Biden has been saying that if Iran goes back into compliance, he will lift Trump’s sanctions down the road.
Iran has been here, in 2016, 2017, 2018, and it never happened. Why should Tehran believe in Biden’s sincerity? Can he even hope to get sanctions relief through Congress when he can’t get his own agenda passed? What if he loses in 2024. Will Trump’s blockade be re-instituted, even if Iran is on good behavior?
The Iran daily Keyhan, close to Khamenei, denounced Iranian reformists for pushing for one-sided concessions to the US, according to BBC Monitoring.
2. It isn’t clear whether Biden was saying in Saturday’s statement that he will lift sanctions first as a good faith gesture. If so, that is the right way forward, because progress requires that Biden lift Trump’s sanctions immediately. There was no reason for their imposition, since they were put in place while Iran was in compliance with the JCPOA. Some of those blockades are war crimes, since they interfere with ordinary civilians getting medicine and humanitarian aid.
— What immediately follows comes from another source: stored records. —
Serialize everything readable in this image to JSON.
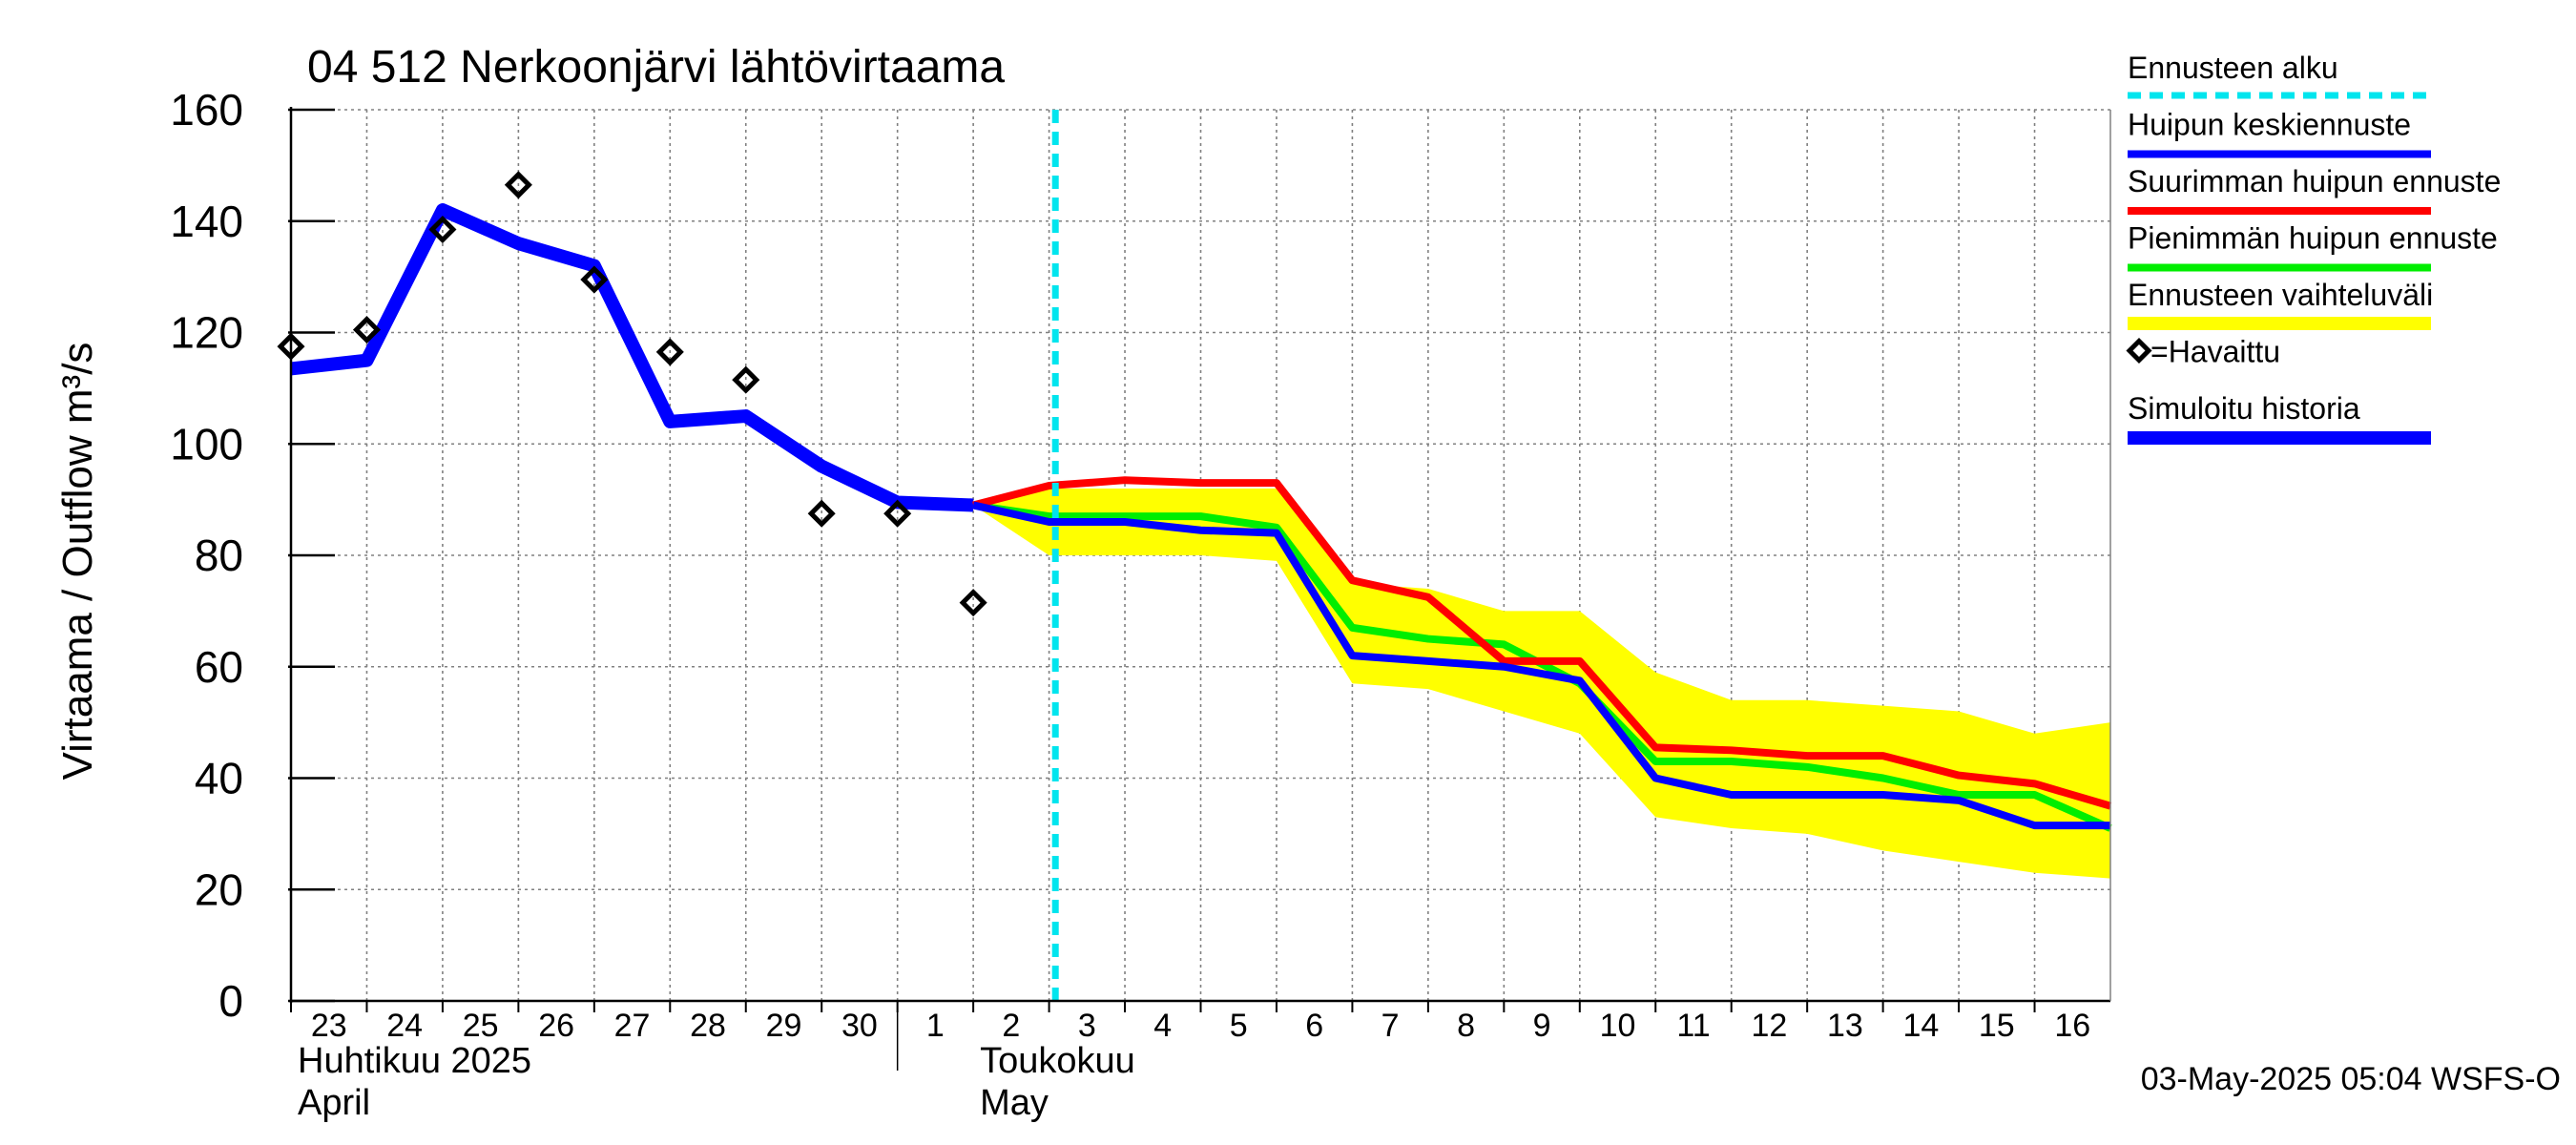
{
  "chart_data": {
    "type": "line",
    "title": "04 512 Nerkoonjärvi lähtövirtaama",
    "ylabel": "Virtaama / Outflow    m³/s",
    "ylim": [
      0,
      160
    ],
    "yticks": [
      0,
      20,
      40,
      60,
      80,
      100,
      120,
      140,
      160
    ],
    "x_start": "2025-04-23",
    "x_end": "2025-05-17",
    "day_ticks": [
      {
        "date": "2025-04-23",
        "label": "23"
      },
      {
        "date": "2025-04-24",
        "label": "24"
      },
      {
        "date": "2025-04-25",
        "label": "25"
      },
      {
        "date": "2025-04-26",
        "label": "26"
      },
      {
        "date": "2025-04-27",
        "label": "27"
      },
      {
        "date": "2025-04-28",
        "label": "28"
      },
      {
        "date": "2025-04-29",
        "label": "29"
      },
      {
        "date": "2025-04-30",
        "label": "30"
      },
      {
        "date": "2025-05-01",
        "label": "1"
      },
      {
        "date": "2025-05-02",
        "label": "2"
      },
      {
        "date": "2025-05-03",
        "label": "3"
      },
      {
        "date": "2025-05-04",
        "label": "4"
      },
      {
        "date": "2025-05-05",
        "label": "5"
      },
      {
        "date": "2025-05-06",
        "label": "6"
      },
      {
        "date": "2025-05-07",
        "label": "7"
      },
      {
        "date": "2025-05-08",
        "label": "8"
      },
      {
        "date": "2025-05-09",
        "label": "9"
      },
      {
        "date": "2025-05-10",
        "label": "10"
      },
      {
        "date": "2025-05-11",
        "label": "11"
      },
      {
        "date": "2025-05-12",
        "label": "12"
      },
      {
        "date": "2025-05-13",
        "label": "13"
      },
      {
        "date": "2025-05-14",
        "label": "14"
      },
      {
        "date": "2025-05-15",
        "label": "15"
      },
      {
        "date": "2025-05-16",
        "label": "16"
      }
    ],
    "month_labels": [
      {
        "date": "2025-04-23",
        "line1": "Huhtikuu  2025",
        "line2": "April"
      },
      {
        "date": "2025-05-02",
        "line1": "Toukokuu",
        "line2": "May"
      }
    ],
    "month_boundary": "2025-05-01",
    "forecast_start": "2025-05-03T02:00",
    "grid": true,
    "legend_position": "right",
    "series": [
      {
        "name": "Ennusteen vaihteluväli",
        "kind": "band",
        "color": "#ffff00",
        "x": [
          "2025-05-02",
          "2025-05-03",
          "2025-05-04",
          "2025-05-05",
          "2025-05-06",
          "2025-05-07",
          "2025-05-08",
          "2025-05-09",
          "2025-05-10",
          "2025-05-11",
          "2025-05-12",
          "2025-05-13",
          "2025-05-14",
          "2025-05-15",
          "2025-05-16",
          "2025-05-17"
        ],
        "upper": [
          89,
          92,
          92,
          92,
          92,
          75,
          74,
          70,
          70,
          59,
          54,
          54,
          53,
          52,
          48,
          50
        ],
        "lower": [
          89,
          80,
          80,
          80,
          79,
          57,
          56,
          52,
          48,
          33,
          31,
          30,
          27,
          25,
          23,
          22
        ]
      },
      {
        "name": "Simuloitu historia",
        "kind": "line",
        "color": "#0000ff",
        "width": 14,
        "x": [
          "2025-04-23",
          "2025-04-24",
          "2025-04-25",
          "2025-04-26",
          "2025-04-27",
          "2025-04-28",
          "2025-04-29",
          "2025-04-30",
          "2025-05-01",
          "2025-05-02"
        ],
        "values": [
          113.5,
          115,
          142,
          136,
          132,
          104,
          105,
          96,
          89.5,
          89
        ]
      },
      {
        "name": "Pienimmän huipun ennuste",
        "kind": "line",
        "color": "#00ee00",
        "width": 8,
        "x": [
          "2025-05-02",
          "2025-05-03",
          "2025-05-04",
          "2025-05-05",
          "2025-05-06",
          "2025-05-07",
          "2025-05-08",
          "2025-05-09",
          "2025-05-10",
          "2025-05-11",
          "2025-05-12",
          "2025-05-13",
          "2025-05-14",
          "2025-05-15",
          "2025-05-16",
          "2025-05-17"
        ],
        "values": [
          89,
          87,
          87,
          87,
          85,
          67,
          65,
          64,
          57,
          43,
          43,
          42,
          40,
          37,
          37,
          31
        ]
      },
      {
        "name": "Suurimman huipun ennuste",
        "kind": "line",
        "color": "#ff0000",
        "width": 8,
        "x": [
          "2025-05-02",
          "2025-05-03",
          "2025-05-04",
          "2025-05-05",
          "2025-05-06",
          "2025-05-07",
          "2025-05-08",
          "2025-05-09",
          "2025-05-10",
          "2025-05-11",
          "2025-05-12",
          "2025-05-13",
          "2025-05-14",
          "2025-05-15",
          "2025-05-16",
          "2025-05-17"
        ],
        "values": [
          89,
          92.5,
          93.5,
          93,
          93,
          75.5,
          72.5,
          61,
          61,
          45.5,
          45,
          44,
          44,
          40.5,
          39,
          35
        ]
      },
      {
        "name": "Huipun keskiennuste",
        "kind": "line",
        "color": "#0000ff",
        "width": 8,
        "x": [
          "2025-05-02",
          "2025-05-03",
          "2025-05-04",
          "2025-05-05",
          "2025-05-06",
          "2025-05-07",
          "2025-05-08",
          "2025-05-09",
          "2025-05-10",
          "2025-05-11",
          "2025-05-12",
          "2025-05-13",
          "2025-05-14",
          "2025-05-15",
          "2025-05-16",
          "2025-05-17"
        ],
        "values": [
          89,
          86,
          86,
          84.5,
          84,
          62,
          61,
          60,
          57.5,
          40,
          37,
          37,
          37,
          36,
          31.5,
          31.5
        ]
      },
      {
        "name": "=Havaittu",
        "kind": "scatter",
        "color": "#000000",
        "x": [
          "2025-04-23",
          "2025-04-24",
          "2025-04-25",
          "2025-04-26",
          "2025-04-27",
          "2025-04-28",
          "2025-04-29",
          "2025-04-30",
          "2025-05-01",
          "2025-05-02"
        ],
        "values": [
          117.5,
          120.5,
          138.5,
          146.5,
          129.5,
          116.5,
          111.5,
          87.5,
          87.5,
          71.5
        ]
      }
    ]
  },
  "legend": [
    {
      "label": "Ennusteen alku",
      "color": "#00e5ee",
      "style": "dashed"
    },
    {
      "label": "Huipun keskiennuste",
      "color": "#0000ff",
      "style": "solid"
    },
    {
      "label": "Suurimman huipun ennuste",
      "color": "#ff0000",
      "style": "solid"
    },
    {
      "label": "Pienimmän huipun ennuste",
      "color": "#00ee00",
      "style": "solid"
    },
    {
      "label": "Ennusteen vaihteluväli",
      "color": "#ffff00",
      "style": "band"
    },
    {
      "label": "=Havaittu",
      "color": "#000000",
      "style": "diamond"
    },
    {
      "label": "Simuloitu historia",
      "color": "#0000ff",
      "style": "solid"
    }
  ],
  "footer": "03-May-2025 05:04 WSFS-O"
}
Biden’s team is the Blob incarnate and apparently they have gotten to like the Trump blockade on Iran and to imagine, as he did, that it will bring Iran to its knees on the nuclear issue but also on all the other Iranian policies that the US does not like. Trump was wrong and the Blob was wrong, and if Biden wants progress he has to tell them to sit down and shut up. Ayatollah Ali Khamenei simply is not going to scale back Iran’s civilian nuclear enrichment program unless he sees a practical sign of earnestness from Biden, and so far there has been none.
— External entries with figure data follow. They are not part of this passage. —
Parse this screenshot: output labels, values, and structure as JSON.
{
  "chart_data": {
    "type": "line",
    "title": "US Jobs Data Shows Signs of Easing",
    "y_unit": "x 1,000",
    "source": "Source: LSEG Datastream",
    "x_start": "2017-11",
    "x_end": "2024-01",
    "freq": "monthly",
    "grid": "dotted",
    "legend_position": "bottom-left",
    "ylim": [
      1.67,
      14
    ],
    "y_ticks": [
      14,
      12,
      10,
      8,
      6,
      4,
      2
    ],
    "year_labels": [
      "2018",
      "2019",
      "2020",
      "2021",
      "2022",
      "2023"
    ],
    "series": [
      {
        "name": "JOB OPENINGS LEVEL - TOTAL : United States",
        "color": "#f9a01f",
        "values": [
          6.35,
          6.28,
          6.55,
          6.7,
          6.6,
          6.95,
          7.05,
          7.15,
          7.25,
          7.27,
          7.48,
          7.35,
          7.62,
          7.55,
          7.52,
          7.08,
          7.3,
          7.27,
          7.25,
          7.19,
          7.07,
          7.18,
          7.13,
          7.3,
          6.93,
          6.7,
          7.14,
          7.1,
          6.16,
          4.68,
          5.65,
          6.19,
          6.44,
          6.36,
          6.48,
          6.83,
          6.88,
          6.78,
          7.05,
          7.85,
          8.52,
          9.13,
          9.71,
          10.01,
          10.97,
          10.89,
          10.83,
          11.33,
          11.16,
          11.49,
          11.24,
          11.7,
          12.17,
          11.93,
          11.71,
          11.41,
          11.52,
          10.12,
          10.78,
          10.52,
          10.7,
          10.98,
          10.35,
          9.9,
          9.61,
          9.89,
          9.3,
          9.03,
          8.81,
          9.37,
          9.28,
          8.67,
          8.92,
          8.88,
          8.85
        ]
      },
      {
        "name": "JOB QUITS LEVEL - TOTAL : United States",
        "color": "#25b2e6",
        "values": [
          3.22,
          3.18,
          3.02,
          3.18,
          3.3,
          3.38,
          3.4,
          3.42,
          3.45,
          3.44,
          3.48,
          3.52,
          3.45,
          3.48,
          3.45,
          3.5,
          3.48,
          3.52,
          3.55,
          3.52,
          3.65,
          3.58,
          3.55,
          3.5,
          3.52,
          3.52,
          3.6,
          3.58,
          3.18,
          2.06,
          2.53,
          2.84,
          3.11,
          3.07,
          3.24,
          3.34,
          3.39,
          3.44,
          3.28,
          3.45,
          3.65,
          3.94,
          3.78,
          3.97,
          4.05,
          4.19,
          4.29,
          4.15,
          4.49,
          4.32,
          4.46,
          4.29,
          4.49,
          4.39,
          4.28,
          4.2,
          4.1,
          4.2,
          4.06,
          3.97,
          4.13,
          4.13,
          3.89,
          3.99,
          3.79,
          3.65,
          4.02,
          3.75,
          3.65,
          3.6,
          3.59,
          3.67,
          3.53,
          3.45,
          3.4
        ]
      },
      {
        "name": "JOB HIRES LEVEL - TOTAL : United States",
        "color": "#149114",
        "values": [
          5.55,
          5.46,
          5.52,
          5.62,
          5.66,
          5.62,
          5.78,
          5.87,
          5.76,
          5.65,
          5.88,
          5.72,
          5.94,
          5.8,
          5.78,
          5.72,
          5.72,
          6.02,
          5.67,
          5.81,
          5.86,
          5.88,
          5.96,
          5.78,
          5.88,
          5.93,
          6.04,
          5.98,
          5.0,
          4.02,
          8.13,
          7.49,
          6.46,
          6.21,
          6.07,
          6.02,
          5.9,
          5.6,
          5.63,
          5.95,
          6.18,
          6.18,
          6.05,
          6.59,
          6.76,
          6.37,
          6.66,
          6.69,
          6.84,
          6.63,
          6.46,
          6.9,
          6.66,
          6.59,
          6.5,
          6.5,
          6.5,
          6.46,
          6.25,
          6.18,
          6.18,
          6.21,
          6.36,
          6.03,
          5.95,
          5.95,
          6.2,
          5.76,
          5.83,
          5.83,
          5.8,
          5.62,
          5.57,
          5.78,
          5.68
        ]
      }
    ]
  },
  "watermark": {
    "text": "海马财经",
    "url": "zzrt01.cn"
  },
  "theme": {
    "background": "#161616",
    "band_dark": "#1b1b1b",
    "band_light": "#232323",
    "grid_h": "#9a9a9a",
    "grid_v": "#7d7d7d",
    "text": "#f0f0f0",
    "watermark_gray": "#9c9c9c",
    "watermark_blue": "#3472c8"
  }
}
3. The Obama administration made the right decision to exclude all issues from its negotiations with Iran except the civilian nuclear enrichment program. Iran is from the US point of view a bad actor in the Middle East. It propped up a Syrian government that Washington would just as soon see fallen. It is developing drones and ballistic missiles. Its support for the Helpers of God (Houthis) in Yemen is seen as threatening by US ally Saudi Arabia. Tehran talks dirty about Israel, although it does not appear actually to have backed up the big talk with any significant action. It does support the Lebanese party-militia Hezbollah, which Lebanese see as a shield against Israeli aggression and occupation, but which the US brands a terrorist organization.
All of those issues have to be set aside if the JCPOA is to be reactivated. They can be important issues (though some, like Iran’s supposed activities in Yemen, are vast exaggerations), but they will have to be dealt with down the road and with different tools. If Iran’s civilian nuclear enrichment program is the most important issue, then treat it as such.
The Biden administration is acting as though the Iran issue is a low priority. The attitude seems to be that if Iran wants to go back into compliance, we’ll see what we can do for them. Maybe. Maybe, we’ll just screw them over anyway.
In actuality, the US is on a war footing with Iran and is strangling its economy with no shred of justification in international law. It is dangerous to back an enemy into a corner that way, and wars have been started by less.
Biden is risking conflagration in the Middle East that could spiral out of control at the drop of a hat.